Claim in general, $A$ is a $m$-covering of $\mathbb{Z}$, then there may not have a subset $A_k$ of $A$ consist of a perfect $k$-covering of $\mathbb{Z}$.
In the general case, the key point is $a_{i}\mathbb{Z}+b_i$ is finite, so there is only finitely many prime $p$ involved, and for every $p$ there is a $p$-parts tree, and we can similarly consider the construction as above but now to make the ancestor of the leaf is the nearest one to the root in all tree and for every tree the ancestor of the leaf nearest to the root, and now the choice is not unique. But all such ancestors consist of a partially ordered set and we can always choose a maximum one in the partially ordered set.

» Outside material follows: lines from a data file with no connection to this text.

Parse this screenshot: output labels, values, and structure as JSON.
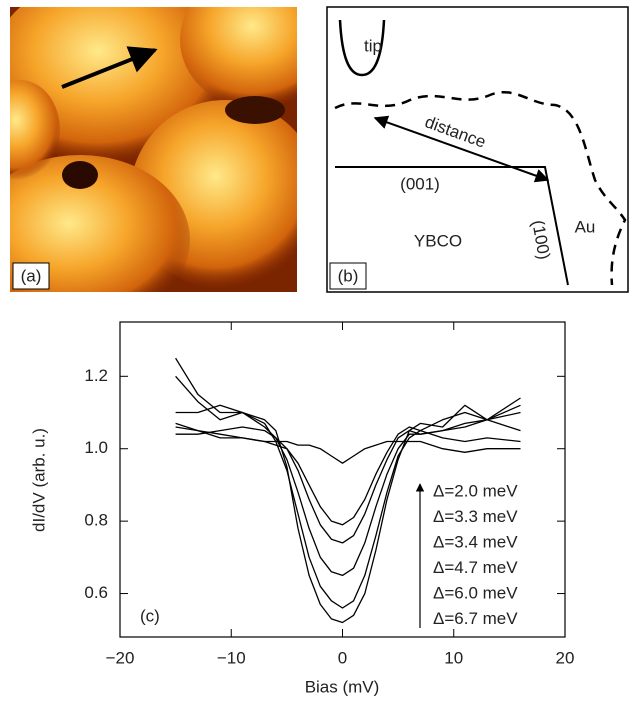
{
  "panel_a": {
    "label": "(a)"
  },
  "panel_b": {
    "label": "(b)",
    "tip": "tip",
    "distance": "distance",
    "face_001": "(001)",
    "face_100": "(100)",
    "ybco": "YBCO",
    "au": "Au"
  },
  "chart_data": {
    "type": "line",
    "panel_label": "(c)",
    "x_label": "Bias (mV)",
    "y_label": "dI/dV (arb. u.)",
    "x": [
      -15,
      -13,
      -11,
      -9,
      -7,
      -6,
      -5,
      -4,
      -3,
      -2,
      -1,
      0,
      1,
      2,
      3,
      4,
      5,
      6,
      7,
      9,
      11,
      13,
      16
    ],
    "series": [
      {
        "name": "Δ=2.0 meV",
        "color": "#000000",
        "values": [
          1.07,
          1.05,
          1.03,
          1.03,
          1.02,
          1.02,
          1.02,
          1.01,
          1.01,
          1.0,
          0.98,
          0.96,
          0.98,
          1.0,
          1.01,
          1.02,
          1.02,
          1.02,
          1.02,
          1.0,
          0.99,
          1.0,
          1.0
        ]
      },
      {
        "name": "Δ=3.3 meV",
        "color": "#000000",
        "values": [
          1.06,
          1.05,
          1.04,
          1.03,
          1.02,
          1.01,
          1.0,
          0.96,
          0.9,
          0.84,
          0.8,
          0.79,
          0.81,
          0.86,
          0.93,
          0.99,
          1.04,
          1.06,
          1.05,
          1.03,
          1.02,
          1.03,
          1.02
        ]
      },
      {
        "name": "Δ=3.4 meV",
        "color": "#000000",
        "values": [
          1.04,
          1.04,
          1.05,
          1.06,
          1.05,
          1.03,
          1.0,
          0.94,
          0.86,
          0.79,
          0.75,
          0.74,
          0.76,
          0.82,
          0.9,
          0.97,
          1.03,
          1.05,
          1.04,
          1.05,
          1.07,
          1.08,
          1.1
        ]
      },
      {
        "name": "Δ=4.7 meV",
        "color": "#000000",
        "values": [
          1.1,
          1.1,
          1.12,
          1.1,
          1.06,
          1.03,
          0.97,
          0.88,
          0.78,
          0.7,
          0.66,
          0.65,
          0.67,
          0.74,
          0.84,
          0.93,
          1.0,
          1.04,
          1.04,
          1.05,
          1.06,
          1.08,
          1.14
        ]
      },
      {
        "name": "Δ=6.0 meV",
        "color": "#000000",
        "values": [
          1.2,
          1.13,
          1.08,
          1.1,
          1.07,
          1.02,
          0.94,
          0.82,
          0.7,
          0.62,
          0.58,
          0.56,
          0.58,
          0.65,
          0.76,
          0.88,
          0.98,
          1.03,
          1.05,
          1.08,
          1.1,
          1.08,
          1.12
        ]
      },
      {
        "name": "Δ=6.7 meV",
        "color": "#000000",
        "values": [
          1.25,
          1.15,
          1.1,
          1.1,
          1.08,
          1.05,
          0.95,
          0.78,
          0.65,
          0.57,
          0.53,
          0.52,
          0.54,
          0.6,
          0.72,
          0.86,
          0.97,
          1.05,
          1.07,
          1.06,
          1.12,
          1.08,
          1.05
        ]
      }
    ],
    "xlim": [
      -20,
      20
    ],
    "xticks": [
      {
        "value": -20,
        "label": "−20"
      },
      {
        "value": -10,
        "label": "−10"
      },
      0,
      10,
      20
    ],
    "ylim": [
      0.48,
      1.35
    ],
    "yticks": [
      0.6,
      0.8,
      {
        "value": 1,
        "label": "1.0"
      },
      1.2
    ],
    "grid": false
  }
}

and the result will not relate to the number theory structure, in fact, $2k, 3k+2, 6k+1, 6k+3$ will not have a subset which is a perfect covering of $\mathbb{Z}$. But related to something just about counting, in fact in the case, there is no perfect covering we can see the small fragments part is much more than the relatively large part and will offset the effect of the intersections of the relatively large parts.
In fact, establish some Karamata's Inequality type inequality will declare conjecture 1 and conjecture 2 is true.
So I think these two new conjecture are all true and a complete proof is very close if one carefully check the number
$$g(w) \triangleq \#\left\{a_{s} \mid a_{s}=\prod_{i=1}^{k} p_{i}^{w(i)}\right\}$$
for all $w=(w(1), \cdots, w(k)) \in\{0,1\}^{k}$, where $w(i) \in\{0.1\}$, and $p_1,...,p_k$ is the prime occur in $\Pi_j a_j$, and prove some Karamata's Inequality on $g(w)$.